Accounts vary on whether Alpizar had announced he had a bomb.

Tirpak said he didn't hear Alpizar say anything.

Dave Adams, a spokesman for the Federal Air Marshal Service, said Alpizar had run up and down the plane's aisle yelling, "I have a bomb in my bag."

Adams said Alpizar fled the aircraft when marshals confronted him on the boarding bridge.

"They asked the gentleman, 'Drop your bag, drop your bag. Come to the ground. I'm a federal law enforcement officer. Police. Drop your bag,'" Adams told CNN.

"He failed to comply with their commands, continued approaching the air marshals claiming he had a bomb in his bag. And then they ordered him again down to the ground. He didn't."

The marshals fired two or three shots when Alpizar appeared to reach into his bag, Adams said.

"Based on their training they had to take the appropriate action to diffuse the situation to prevent a danger to themselves and also passengers in the terminal," Adams said.

One law enforcement source said the backpack had drawn attention, because Alpizar wore it over his chest, not his back.

It was the first time a federal air marshal fired a weapon at someone since the program was bolstered after the September 11, 2001, terrorist attacks.

The two marshals who fired at Alpizar were placed on administrative leave pending the investigation, the air marshal service said.

The agency said Alpizar was not on any terror watch lists.

Marshals on plane

Gardner said that before the shooting, a fight broke out between the Alpizars. She said she was comforted after an airline pilot seated beside her said air marshals were on the plane and aware of the situation.

Gardner said the situation became more tense when the wife received a phone call on the plane.

"There was something going on that just was not right, and the pilot told me, he said ... 'Look, there's a marshal right there, they know what's going on. We're covered.'

"So we all felt fine, and then, of course, everything happened."

Alpizar ran off the plane clutching a bag, chased by a man in a Hawaiian shirt, passenger Mike Beshears told CNN. That man turned out to be one of the two air marshals.

Beshears said he did not hear Alpizar say anything. "He just was in a hurry and exited the plane," he said.

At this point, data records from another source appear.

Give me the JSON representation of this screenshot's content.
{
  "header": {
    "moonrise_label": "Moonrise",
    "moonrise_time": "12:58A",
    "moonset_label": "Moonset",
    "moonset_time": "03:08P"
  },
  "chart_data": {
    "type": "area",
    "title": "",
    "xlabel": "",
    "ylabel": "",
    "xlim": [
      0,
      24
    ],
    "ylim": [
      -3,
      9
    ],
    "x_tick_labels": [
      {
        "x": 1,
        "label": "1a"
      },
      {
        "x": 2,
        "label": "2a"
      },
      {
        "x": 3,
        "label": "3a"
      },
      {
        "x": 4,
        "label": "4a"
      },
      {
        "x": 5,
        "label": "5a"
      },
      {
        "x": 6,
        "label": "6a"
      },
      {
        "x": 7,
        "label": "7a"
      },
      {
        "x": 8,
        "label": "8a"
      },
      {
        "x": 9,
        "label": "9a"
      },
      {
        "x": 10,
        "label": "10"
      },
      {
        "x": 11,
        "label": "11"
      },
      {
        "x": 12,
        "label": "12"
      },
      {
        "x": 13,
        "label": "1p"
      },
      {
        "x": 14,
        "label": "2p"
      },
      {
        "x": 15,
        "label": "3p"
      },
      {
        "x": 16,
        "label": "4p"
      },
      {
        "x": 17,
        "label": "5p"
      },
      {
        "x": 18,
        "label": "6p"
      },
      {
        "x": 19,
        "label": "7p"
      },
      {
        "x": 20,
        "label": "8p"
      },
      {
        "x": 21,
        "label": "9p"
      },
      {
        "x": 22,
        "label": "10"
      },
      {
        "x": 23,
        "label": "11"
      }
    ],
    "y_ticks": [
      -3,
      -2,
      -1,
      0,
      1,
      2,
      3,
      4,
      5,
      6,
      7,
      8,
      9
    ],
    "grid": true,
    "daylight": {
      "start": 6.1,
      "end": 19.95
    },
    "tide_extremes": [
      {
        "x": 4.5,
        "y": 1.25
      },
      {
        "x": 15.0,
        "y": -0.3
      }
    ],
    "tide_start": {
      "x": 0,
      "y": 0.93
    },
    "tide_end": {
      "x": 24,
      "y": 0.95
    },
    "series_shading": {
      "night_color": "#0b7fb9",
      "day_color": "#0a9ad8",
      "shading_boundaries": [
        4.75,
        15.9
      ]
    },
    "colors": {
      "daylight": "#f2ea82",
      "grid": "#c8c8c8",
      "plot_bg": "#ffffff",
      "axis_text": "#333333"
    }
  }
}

Alpizar's wife also followed him part of the way down the aisle, then returned to her seat saying, her husband was sick and she needed to get his bags, Beshears said.

"After she passed back toward her seat ... a number of shots rang out -- at least five, up to six, shots rang out. And I saw the flight attendants returning, running down first class toward coach, and we were all told 'Get down, get down.'

"The gentleman's wife had made it back up," Beshears recalled. "And about the time she got to the row in which we were crouched, the flight attendant -- I have to commend her on the way she handled the situation -- she actually intercepted the lady and took her down in the aisle with myself and a guy."

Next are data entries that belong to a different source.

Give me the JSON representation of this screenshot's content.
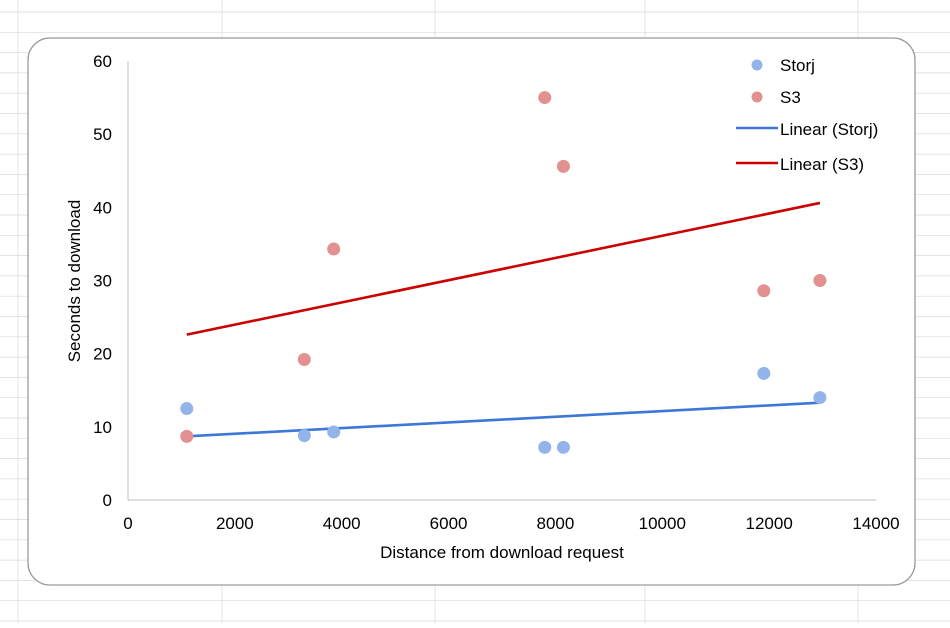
{
  "chart_data": {
    "type": "scatter",
    "title": "",
    "xlabel": "Distance from download request",
    "ylabel": "Seconds  to download",
    "xlim": [
      0,
      14000
    ],
    "ylim": [
      0,
      60
    ],
    "x_ticks": [
      0,
      2000,
      4000,
      6000,
      8000,
      10000,
      12000,
      14000
    ],
    "y_ticks": [
      0,
      10,
      20,
      30,
      40,
      50,
      60
    ],
    "grid": false,
    "legend_position": "top-right",
    "series": [
      {
        "name": "Storj",
        "type": "scatter",
        "color": "#93b4ea",
        "points": [
          {
            "x": 1100,
            "y": 12.5
          },
          {
            "x": 3300,
            "y": 8.8
          },
          {
            "x": 3850,
            "y": 9.3
          },
          {
            "x": 7800,
            "y": 7.2
          },
          {
            "x": 8150,
            "y": 7.2
          },
          {
            "x": 11900,
            "y": 17.3
          },
          {
            "x": 12950,
            "y": 14.0
          }
        ]
      },
      {
        "name": "S3",
        "type": "scatter",
        "color": "#e29090",
        "points": [
          {
            "x": 1100,
            "y": 8.7
          },
          {
            "x": 3300,
            "y": 19.2
          },
          {
            "x": 3850,
            "y": 34.3
          },
          {
            "x": 7800,
            "y": 55.0
          },
          {
            "x": 8150,
            "y": 45.6
          },
          {
            "x": 11900,
            "y": 28.6
          },
          {
            "x": 12950,
            "y": 30.0
          }
        ]
      },
      {
        "name": "Linear (Storj)",
        "type": "trendline",
        "color": "#3c78d8",
        "x": [
          1100,
          12950
        ],
        "y": [
          8.7,
          13.3
        ]
      },
      {
        "name": "Linear (S3)",
        "type": "trendline",
        "color": "#cc0000",
        "x": [
          1100,
          12950
        ],
        "y": [
          22.6,
          40.6
        ]
      }
    ]
  },
  "page": {
    "background_grid_color": "#d9d9d9",
    "frame_color": "#9a9a9a"
  }
}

Marshals entered the plane and ordered everyone to put their hands on their heads, while they searched it, Gardner said.

After the shooting, investigators took passengers' luggage off the plane, and an explosives team blew open Alpizar's luggage on the tarmac. A subsequent search of Alpizar's backpack and luggage aboard the aircraft turned up no sign of a bomb, Bauer said.

Neighbors recall Alpizar as the guy next door

Alpizar, a U.S. citizen, had boarded American Airlines Flight 924 in Miami to fly to Orlando, Florida. The 44-year-old Maitland, Florida, resident had just connected from a flight from Ecuador.

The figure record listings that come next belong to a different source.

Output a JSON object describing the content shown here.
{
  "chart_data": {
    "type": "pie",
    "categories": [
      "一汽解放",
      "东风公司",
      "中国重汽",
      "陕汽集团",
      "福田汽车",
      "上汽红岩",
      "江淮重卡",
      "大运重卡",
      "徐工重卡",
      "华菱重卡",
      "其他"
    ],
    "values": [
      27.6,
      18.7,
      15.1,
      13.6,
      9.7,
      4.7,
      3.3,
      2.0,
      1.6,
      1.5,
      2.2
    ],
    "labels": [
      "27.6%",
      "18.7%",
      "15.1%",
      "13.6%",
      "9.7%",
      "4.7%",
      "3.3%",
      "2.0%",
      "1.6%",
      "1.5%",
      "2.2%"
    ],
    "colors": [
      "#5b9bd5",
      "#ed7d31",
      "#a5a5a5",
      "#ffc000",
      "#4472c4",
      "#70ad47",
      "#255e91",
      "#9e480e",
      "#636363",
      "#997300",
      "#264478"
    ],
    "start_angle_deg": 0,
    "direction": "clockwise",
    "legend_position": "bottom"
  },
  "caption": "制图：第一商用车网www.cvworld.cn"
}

Neighbors and family described him as a nice guy and said the image that federal marshals painted of him was at odds with the man they knew.

A neighbor, Janice Tweedie, called Alpizar "very friendly and helpful to people around the neighborhood ... a very pleasant person, he and his wife both."

"I've never seen any erratic behavior from him at all," Tweedie said.

Alpizar moved to the United States from Costa Rica in 1986 and worked for Home Depot, his brother-in-law, Steven Buechner, told CNN. He said that Alpizar and his wife had been in South America since the day after Thanksgiving to help out her uncle, a volunteer dentist.

Buechner said the couple had no children and that he was unaware of any mental health issues Alpizar may have had.